Details
-
Bug
-
Resolution: Fixed
-
Critical
-
Lustre 2.11.0
-
None
-
3
-
9223372036854775807
Description
Testing WBC code against unpatched 2.11 servers it could be easily observed that sending a create intent (a valid intent handled by mdt_intent_reint ) crashes mdt with
[ 850.056294] LustreError: 2568:0:(layout.c:2398:req_capsule_extend()) ASSERTION( fmt->rf_fields[i].nr >= old->rf_fields[i].nr ) failed: [ 850.058033] LustreError: 2568:0:(layout.c:2398:req_capsule_extend()) LBUG [ 850.058796] Pid: 2568, comm: mdt01_002 [ 850.059467] Call Trace: [ 850.060682] [<ffffffffa01ab7ce>] libcfs_call_trace+0x4e/0x60 [libcfs] [ 850.061433] [<ffffffffa01ab85c>] lbug_with_loc+0x4c/0xb0 [libcfs] [ 850.062203] [<ffffffffa05b32a9>] req_capsule_extend+0x159/0x1c0 [ptlrpc] [ 850.062920] [<ffffffffa0c5d237>] mdt_create_unpack+0x157/0x4b0 [mdt] [ 850.063630] [<ffffffffa0c5dd78>] mdt_reint_unpack+0xa8/0x210 [mdt] [ 850.064290] [<ffffffffa0c4824f>] mdt_reint_internal+0x3f/0x990 [mdt] [ 850.064992] [<ffffffffa0c54bc7>] mdt_intent_reint+0x157/0x420 [mdt] [ 850.065693] [<ffffffffa0c4b8e2>] mdt_intent_opc+0x442/0xad0 [mdt] [ 850.066381] [<ffffffffa058fdd0>] ? lustre_swab_ldlm_intent+0x0/0x20 [ptlrpc] [ 850.067065] [<ffffffffa0c533b6>] mdt_intent_policy+0x1a6/0x360 [mdt] [ 850.067786] [<ffffffffa053ed63>] ldlm_lock_enqueue+0x363/0xa40 [ptlrpc] [ 850.068160] [<ffffffffa01bcb05>] ? cfs_hash_rw_unlock+0x15/0x20 [libcfs] [ 850.068554] [<ffffffffa01bfe96>] ? cfs_hash_add+0xa6/0x180 [libcfs] [ 850.068958] [<ffffffffa05671a3>] ldlm_handle_enqueue0+0x933/0x1540 [ptlrpc] [ 850.069354] [<ffffffffa058fe50>] ? lustre_swab_ldlm_request+0x0/0x30 [ptlrpc] [ 850.070049] [<ffffffffa05edd72>] tgt_enqueue+0x62/0x210 [ptlrpc] [ 850.070493] [<ffffffffa05f424b>] tgt_request_handle+0xb1b/0x15c0 [ptlrpc] [ 850.070889] [<ffffffffa01b76a7>] ? libcfs_debug_msg+0x57/0x80 [libcfs] [ 850.071272] [<ffffffffa05995b1>] ptlrpc_server_handle_request+0x261/0xaf0 [ptlrpc] [ 850.071964] [<ffffffffa059d3ce>] ptlrpc_main+0xabe/0x1fd0 [ptlrpc] [ 850.072373] [<ffffffff810af904>] ? finish_task_switch+0x44/0x180 [ 850.072758] [<ffffffff81703c00>] ? __schedule+0x240/0x950 [ 850.073150] [<ffffffffa059c910>] ? ptlrpc_main+0x0/0x1fd0 [ptlrpc] [ 850.073545] [<ffffffff810a2eda>] kthread+0xea/0xf0 [ 850.074636] [<ffffffff810a2df0>] ? kthread+0x0/0xf0 [ 850.074997] [<ffffffff8170fbd8>] ret_from_fork+0x58/0x90 [ 850.075354] [<ffffffff810a2df0>] ? kthread+0x0/0xf0
This actually highlights even bigger problem with this assertion, I think since it does allow various ill-formed requests to cause crashes too.
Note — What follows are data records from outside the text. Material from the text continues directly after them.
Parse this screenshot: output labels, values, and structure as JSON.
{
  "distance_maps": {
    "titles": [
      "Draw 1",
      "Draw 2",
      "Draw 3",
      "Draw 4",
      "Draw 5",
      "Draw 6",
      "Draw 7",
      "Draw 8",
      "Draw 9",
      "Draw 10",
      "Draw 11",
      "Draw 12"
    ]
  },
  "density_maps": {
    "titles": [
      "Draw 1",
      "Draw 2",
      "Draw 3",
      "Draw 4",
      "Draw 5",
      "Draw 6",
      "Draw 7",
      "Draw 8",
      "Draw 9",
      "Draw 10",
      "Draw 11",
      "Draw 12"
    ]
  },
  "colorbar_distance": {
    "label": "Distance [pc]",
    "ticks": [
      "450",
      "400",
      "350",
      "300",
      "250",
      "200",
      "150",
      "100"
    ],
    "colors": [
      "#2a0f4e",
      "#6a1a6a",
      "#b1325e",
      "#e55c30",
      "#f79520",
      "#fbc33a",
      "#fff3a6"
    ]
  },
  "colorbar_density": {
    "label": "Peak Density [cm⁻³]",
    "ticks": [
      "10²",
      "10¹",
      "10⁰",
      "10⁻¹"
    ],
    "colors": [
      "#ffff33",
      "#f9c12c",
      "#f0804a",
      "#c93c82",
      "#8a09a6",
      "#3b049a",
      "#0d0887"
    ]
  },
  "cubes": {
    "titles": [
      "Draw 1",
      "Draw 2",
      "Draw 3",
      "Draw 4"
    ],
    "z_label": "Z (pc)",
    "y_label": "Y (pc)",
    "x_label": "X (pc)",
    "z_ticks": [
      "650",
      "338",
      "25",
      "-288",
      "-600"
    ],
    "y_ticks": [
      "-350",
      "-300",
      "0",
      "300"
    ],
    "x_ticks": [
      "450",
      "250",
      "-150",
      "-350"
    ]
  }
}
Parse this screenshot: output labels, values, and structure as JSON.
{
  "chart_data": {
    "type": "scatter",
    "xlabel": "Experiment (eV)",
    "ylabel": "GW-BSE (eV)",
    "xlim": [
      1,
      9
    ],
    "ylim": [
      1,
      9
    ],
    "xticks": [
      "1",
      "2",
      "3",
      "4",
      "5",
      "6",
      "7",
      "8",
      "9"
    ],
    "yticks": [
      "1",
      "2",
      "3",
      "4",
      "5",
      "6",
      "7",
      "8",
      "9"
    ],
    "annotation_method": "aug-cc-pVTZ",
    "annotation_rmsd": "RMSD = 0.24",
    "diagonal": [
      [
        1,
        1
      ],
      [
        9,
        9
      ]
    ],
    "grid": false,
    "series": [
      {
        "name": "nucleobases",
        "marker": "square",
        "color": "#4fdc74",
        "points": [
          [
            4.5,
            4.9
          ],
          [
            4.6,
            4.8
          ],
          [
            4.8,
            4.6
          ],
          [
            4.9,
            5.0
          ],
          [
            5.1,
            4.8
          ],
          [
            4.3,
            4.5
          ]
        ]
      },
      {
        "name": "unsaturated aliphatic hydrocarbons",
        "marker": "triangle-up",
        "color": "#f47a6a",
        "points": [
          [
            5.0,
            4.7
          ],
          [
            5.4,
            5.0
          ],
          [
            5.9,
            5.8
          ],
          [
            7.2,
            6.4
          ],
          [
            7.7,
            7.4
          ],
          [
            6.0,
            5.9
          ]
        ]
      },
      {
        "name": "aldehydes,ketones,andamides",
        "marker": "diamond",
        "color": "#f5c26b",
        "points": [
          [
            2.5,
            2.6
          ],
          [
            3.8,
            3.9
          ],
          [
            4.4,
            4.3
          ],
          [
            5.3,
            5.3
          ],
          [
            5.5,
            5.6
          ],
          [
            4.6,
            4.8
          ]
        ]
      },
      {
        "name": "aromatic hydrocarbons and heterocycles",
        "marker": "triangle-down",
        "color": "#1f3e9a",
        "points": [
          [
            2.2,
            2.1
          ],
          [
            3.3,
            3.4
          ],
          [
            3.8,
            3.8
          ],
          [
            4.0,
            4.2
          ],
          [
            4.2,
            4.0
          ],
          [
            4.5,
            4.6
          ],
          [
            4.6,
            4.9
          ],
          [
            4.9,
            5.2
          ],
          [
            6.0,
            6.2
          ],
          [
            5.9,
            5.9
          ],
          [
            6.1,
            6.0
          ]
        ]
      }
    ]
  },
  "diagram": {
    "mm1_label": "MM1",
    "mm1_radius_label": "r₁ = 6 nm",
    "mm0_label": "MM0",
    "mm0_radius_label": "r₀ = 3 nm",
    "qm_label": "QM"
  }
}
Anyway, the specific problem here is lack of "RMF_EADATA" component in the pill selected which is RQF_MDS_REINT_CREATE_ACL, but in reality that's only valid for a regular reint RPC, the intent RPCs already get their capsules extended as part of ldlm processing (and obviously they are not happy we are changing the format) so we can totally skip this step for intents.
The other problem once we overcome this one is mdt_reint_create unconditionally assumes that any request with ldlm handle in it (determined by info->mti_dlm_req set) is ELC cancel
request and calls ldlm_request_cancel right away. Which is great for normal reint requests, but crashes for intent requests because the lock handle provided is not yet granted or not properly referenced or some such.
As such we really need to rework the current intent-create logic not to crash right away.